Michael Gallen’s new production is an extraordinary reminder of an extraordinary time, writes Prof Brendan Kelly
Elsewhere, a new opera by Michael Gallen, will premiere at the Abbey Theatre in Dublin in November.
The opera is loosely based on the history of the ‘Monaghan Asylum Soviet’ that was established at St Davnet’s in 1919. The story is a remarkable one that richly merits exploration, examination and commemoration. Elsewhere does just that.
The early 20th Century was a time when large mental hospitals, established in the 19th Century, continued to grow apace. Ireland’s appetite for institutional solutions to social problems was by no means unique, but while mental hospitals expanded rapidly in many parts of the world, Ireland put a greater proportion of its population in psychiatric hospitals than any other country. This was the result of unmet social and medical need, poor mental health laws, professional groups eager for recognition, and Irish society’s apparently insatiable hunger for institutions: Orphanages, mother and baby homes, industrial schools, laundries, and mental hospitals.
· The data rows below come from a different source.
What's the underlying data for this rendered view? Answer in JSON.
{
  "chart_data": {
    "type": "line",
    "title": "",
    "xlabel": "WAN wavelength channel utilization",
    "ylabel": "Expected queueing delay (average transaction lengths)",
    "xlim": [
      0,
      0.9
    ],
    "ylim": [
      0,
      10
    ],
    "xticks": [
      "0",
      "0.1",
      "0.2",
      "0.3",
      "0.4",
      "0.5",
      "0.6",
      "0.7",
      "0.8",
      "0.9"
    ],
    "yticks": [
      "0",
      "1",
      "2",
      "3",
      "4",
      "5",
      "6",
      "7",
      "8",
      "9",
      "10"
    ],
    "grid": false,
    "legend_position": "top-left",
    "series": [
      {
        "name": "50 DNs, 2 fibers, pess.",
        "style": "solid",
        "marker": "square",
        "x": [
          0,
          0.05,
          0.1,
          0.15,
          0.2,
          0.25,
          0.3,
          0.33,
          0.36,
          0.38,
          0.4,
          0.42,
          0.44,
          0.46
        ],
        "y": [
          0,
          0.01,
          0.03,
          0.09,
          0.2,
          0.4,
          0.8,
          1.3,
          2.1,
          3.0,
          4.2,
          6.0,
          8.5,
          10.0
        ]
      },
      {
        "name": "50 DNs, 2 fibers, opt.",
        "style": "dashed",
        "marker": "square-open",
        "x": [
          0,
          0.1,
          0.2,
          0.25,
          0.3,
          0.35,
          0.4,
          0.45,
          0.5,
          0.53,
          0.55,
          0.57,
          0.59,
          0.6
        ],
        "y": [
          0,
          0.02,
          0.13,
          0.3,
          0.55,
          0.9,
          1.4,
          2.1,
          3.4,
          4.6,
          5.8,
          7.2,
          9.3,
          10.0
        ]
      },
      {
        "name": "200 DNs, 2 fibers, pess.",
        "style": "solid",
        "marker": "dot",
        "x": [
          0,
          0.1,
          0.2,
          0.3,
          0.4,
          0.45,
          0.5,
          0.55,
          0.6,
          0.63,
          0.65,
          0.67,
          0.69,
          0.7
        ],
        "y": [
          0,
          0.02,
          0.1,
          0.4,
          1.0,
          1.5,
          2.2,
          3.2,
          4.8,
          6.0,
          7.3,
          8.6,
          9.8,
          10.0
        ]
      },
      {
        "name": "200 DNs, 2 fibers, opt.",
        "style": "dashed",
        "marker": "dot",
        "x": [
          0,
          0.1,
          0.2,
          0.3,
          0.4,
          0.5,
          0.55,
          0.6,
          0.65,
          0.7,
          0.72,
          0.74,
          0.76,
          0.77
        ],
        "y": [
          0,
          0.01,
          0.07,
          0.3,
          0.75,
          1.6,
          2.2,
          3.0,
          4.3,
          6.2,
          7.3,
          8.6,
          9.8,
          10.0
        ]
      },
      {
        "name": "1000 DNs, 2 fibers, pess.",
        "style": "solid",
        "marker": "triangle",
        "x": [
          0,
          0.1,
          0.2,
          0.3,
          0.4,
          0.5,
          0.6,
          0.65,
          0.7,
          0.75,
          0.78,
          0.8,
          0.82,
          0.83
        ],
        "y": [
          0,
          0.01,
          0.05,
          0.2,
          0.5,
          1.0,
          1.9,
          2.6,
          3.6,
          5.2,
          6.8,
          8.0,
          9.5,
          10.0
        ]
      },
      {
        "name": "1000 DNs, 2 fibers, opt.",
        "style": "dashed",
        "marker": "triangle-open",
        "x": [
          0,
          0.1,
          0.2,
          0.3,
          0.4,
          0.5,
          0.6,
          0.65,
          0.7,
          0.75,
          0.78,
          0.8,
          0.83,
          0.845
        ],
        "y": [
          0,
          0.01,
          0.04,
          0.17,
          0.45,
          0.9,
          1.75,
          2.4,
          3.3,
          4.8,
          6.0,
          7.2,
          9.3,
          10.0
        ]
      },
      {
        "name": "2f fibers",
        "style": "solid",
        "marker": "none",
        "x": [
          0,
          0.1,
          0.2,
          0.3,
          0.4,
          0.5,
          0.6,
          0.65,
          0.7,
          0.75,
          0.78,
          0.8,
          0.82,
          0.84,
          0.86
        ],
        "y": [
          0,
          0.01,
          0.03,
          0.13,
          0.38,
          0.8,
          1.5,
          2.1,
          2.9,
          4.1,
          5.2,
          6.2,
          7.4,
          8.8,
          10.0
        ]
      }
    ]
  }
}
Local psychiatric institutions, such as the one in Monaghan, were large, powerful entities. They not only provided admission facilities for families and communities in search of solutions for people who were mentally ill, disabled or just unwanted, but were also big employers. The mental hospitals supplied local towns with produce from their extensive farms, bought supplies from local businesses, and employed generation after generation of “keepers”, nurses, workmen and many kinds of tradespersons. They were enormous operations.
Given their large staff numbers, the mental hospitals were the inevitable focus of industrial unrest in the early 20th Century. In 1918, attendants at Monaghan Asylum went on strike to demand union recognition and improved pay. They achieved moderate concessions from management as a result. In January 1919, however, the dispute intensified. Writer and republican activist Peadar O’Donnell was working with the Transport and General Workers Union at the time and was asked to lead the strike. O’Donnell decided they should barricade the hospital and establish a Soviet commune.
The red flag was duly raised over the building and the Monaghan Asylum Soviet came into being. These assertive actions secured improvements in both hours and pay, and – perhaps more importantly – set a rather dramatic example for similar institutions elsewhere. At least some of these industrial relations problems found their roots in trade-offs between contesting priorities in the new Irish State as the 20th Century progressed. In effect, the early phases of national autonomy in Ireland led to sacrifices as part of the progressive realisation of self-governance, and one of these sacrifices was timely improvement in conditions and training for asylum workers. Initially, the native Irish were not appreciably more generous to asylum workers or patients than the British government had been.
Industrial action was by no means limited to Monaghan. In September 1919, the mayor of Clonmel, Daniel O’Meara, had to step in to facilitate a resolution to a three-month strike by attendants at St Luke’s. In 1924, all but seven staff members caring for 616 patients in Letterkenny District Mental Hospital went on strike when allowances were abolished. The committee, encouraged by the Minister for Local Government and Public Health, recruited replacement staff.
In the Eglinton Asylum in Cork, the Eglinton Society of Attendants sought (but did not gain) official recognition from the board of management as early as July 1899. In February 1916, however, the Eglinton Asylum Attendants Association was re-formed and remained active until a Cork branch of the Irish Asylum Workers Union met in January 1918. Considerable industrial unrest – and progress – followed at the Cork establishment. Industrial relations problems persisted in the mental hospitals for many more years, but few episodes can rival the Monaghan Asylum Soviet for
colour and impact.
Michael Gallen is very well placed to write an opera about these events. Gallen is an Irish composer, writer, and performer who was born in Co Monaghan, trained in Paris, and has lived in Ireland since 2014. He performs with the band Ana Gog and as a solo pianist, as Sudden Wells. His work includes Wilde Stories, a suite for the RTÉ Concert Orchestra and Cór na nÓg responding to Oscar Wilde’s fairy tales, and Session, a co-creation with dance artists Colin Dunne and Sidi Larbi Cherkaoui, which toured across the main stages of Europe in 2019/20, including an Irish premiere at the Abbey Theatre.
Elsewhere had a very successful concert showing in Castleblayney in November 2019 and will premiere at the Abbey Theatre in Dublin this November. The project has been supported by Arts Council Ireland, Creative Monaghan, the Abbey Theatre, the Centre Culturel Irlandais Paris, and the Opéra de Rouen Normandie. It is a co-production between French ensemble Miroirs Étendus and Irish opera company Straymaker, of which Gallen is artistic director. Elsewhere is a searing rendering of a largely forgotten episode in Irish history, an extraordinary reminder of an extraordinary time. It is well worth seeing.
Prof Brendan Kelly is Professor of Psychiatry at Trinity College Dublin and author of Hearing Voices: The History of Psychiatry in Ireland (Irish Academic Press, 2016).